Dauphin Royal was a 74-gun ship of the line of the Royal French Royal Navy, designed in 1735 by Blaise Ollivier and constructed in 1735 to 1740 at Brest Dockyard.

== Construction ==
Dauphin Royal and the contemporary Superbe, also built at Brest over the same period, were the last French 74-gun ships to have only thirteen pairs of lower deck guns (subsequent 74-gun French ships all were constructed with a fourteenth pair of lower deck guns). In 1747, she was rebuilt at Brest and reduced to 70 guns by the removal of her poop guns.

== Career ==
In early 1744, Dauphin Royal was part of the squadron under Roquefeuil for a cruise in the Channel.

In 1755, she sailed to Canada under Captain de Montalais. In 1757, she was laid up in ordinary at Rochefort.

Dauphin Royal took part in the Battle of Quiberon Bay on 20 November 1759 under Captain d'Uturbie Fragosse.

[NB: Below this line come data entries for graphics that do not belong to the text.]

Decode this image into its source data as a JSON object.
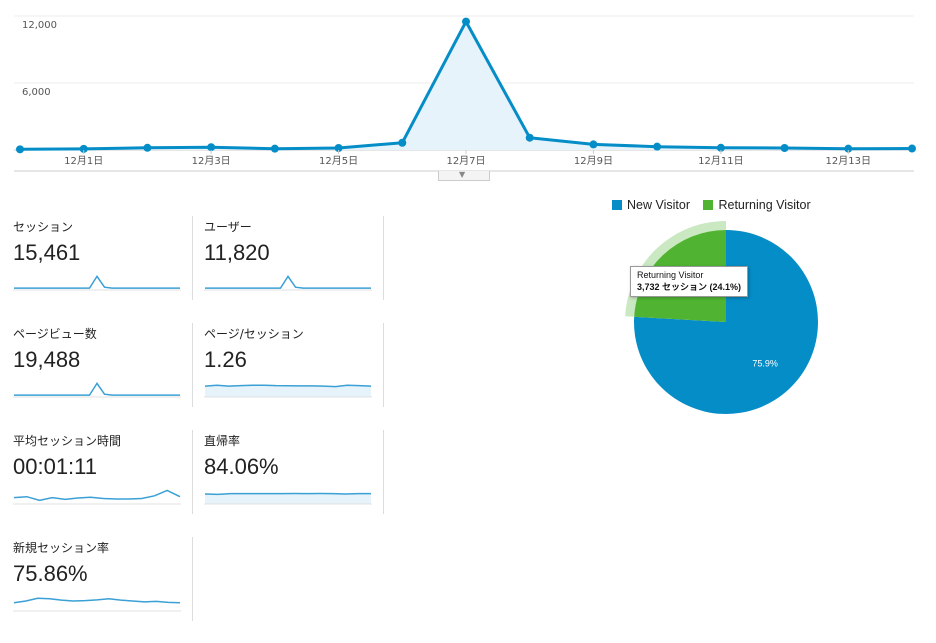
{
  "main_chart": {
    "y_ticks": [
      "12,000",
      "6,000"
    ],
    "x_tick_labels": [
      "12月1日",
      "12月3日",
      "12月5日",
      "12月7日",
      "12月9日",
      "12月11日",
      "12月13日"
    ],
    "values": [
      60,
      100,
      200,
      250,
      120,
      180,
      650,
      11500,
      1100,
      500,
      300,
      200,
      180,
      120,
      130
    ],
    "ylim": [
      0,
      12000
    ],
    "line_color": "#058dc7",
    "fill_color": "#e6f3fa"
  },
  "metrics": [
    {
      "label": "セッション",
      "value": "15,461",
      "spark": [
        5,
        5,
        5,
        5,
        5,
        5,
        5,
        5,
        5,
        5,
        5,
        70,
        10,
        5,
        5,
        5,
        5,
        5,
        5,
        5,
        5,
        5,
        5
      ],
      "fill": false
    },
    {
      "label": "ユーザー",
      "value": "11,820",
      "spark": [
        5,
        5,
        5,
        5,
        5,
        5,
        5,
        5,
        5,
        5,
        5,
        70,
        10,
        5,
        5,
        5,
        5,
        5,
        5,
        5,
        5,
        5,
        5
      ],
      "fill": false
    },
    {
      "label": "ページビュー数",
      "value": "19,488",
      "spark": [
        5,
        5,
        5,
        5,
        5,
        5,
        5,
        5,
        5,
        5,
        5,
        70,
        10,
        5,
        5,
        5,
        5,
        5,
        5,
        5,
        5,
        5,
        5
      ],
      "fill": false
    },
    {
      "label": "ページ/セッション",
      "value": "1.26",
      "spark": [
        55,
        60,
        55,
        58,
        60,
        60,
        58,
        57,
        56,
        56,
        55,
        52,
        60,
        58,
        55
      ],
      "fill": true
    },
    {
      "label": "平均セッション時間",
      "value": "00:01:11",
      "spark": [
        30,
        35,
        15,
        30,
        20,
        28,
        32,
        25,
        22,
        22,
        25,
        40,
        70,
        35
      ],
      "fill": false
    },
    {
      "label": "直帰率",
      "value": "84.06%",
      "spark": [
        50,
        48,
        52,
        52,
        52,
        52,
        52,
        53,
        52,
        53,
        52,
        50,
        52,
        52
      ],
      "fill": true
    },
    {
      "label": "新規セッション率",
      "value": "75.86%",
      "spark": [
        40,
        50,
        65,
        62,
        55,
        50,
        52,
        56,
        62,
        55,
        50,
        45,
        48,
        42,
        40
      ],
      "fill": false
    }
  ],
  "pie": {
    "legend": [
      {
        "name": "New Visitor",
        "color": "#058dc7"
      },
      {
        "name": "Returning Visitor",
        "color": "#50b432"
      }
    ],
    "slices": [
      {
        "name": "New Visitor",
        "percent": 75.9,
        "label": "75.9%"
      },
      {
        "name": "Returning Visitor",
        "percent": 24.1
      }
    ],
    "tooltip": {
      "title": "Returning Visitor",
      "value": "3,732 セッション (24.1%)"
    }
  }
}
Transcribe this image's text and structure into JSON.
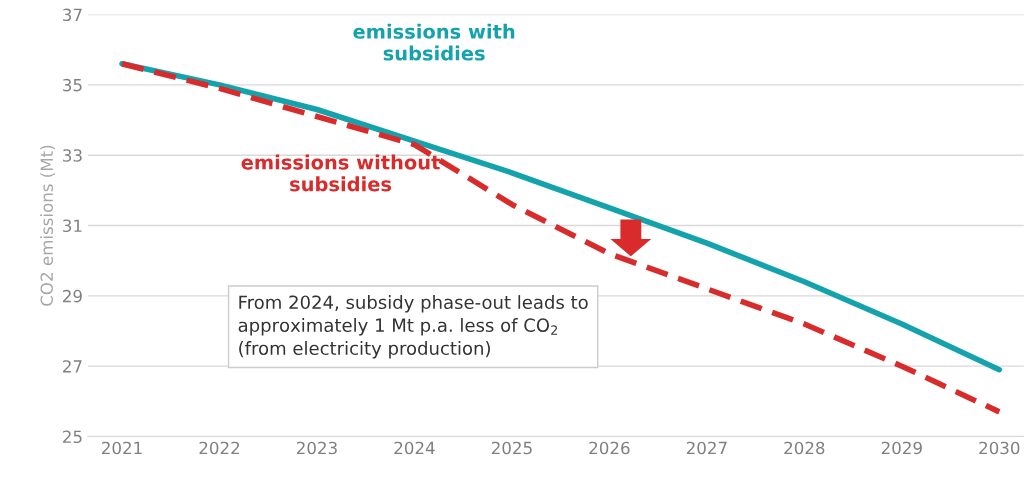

In 1788, under Nieuil, Dauphin Royal was the lead ship of the Second Division in the White-and-Blue squadron of the fleet under Orvilliers. She took part in the Battle of Ushant, the Invasion of Minorca in 1781, and the Battle of Saint Kitts on 25/26 January 1782. Dauphin Royal and her commander Roquefeuil-Montpeyroux also took part in the Battle of the Saintes on 12 April 1782.

== Fate==
She was condemned in September 1783 and sold in June 1787 to be broken up.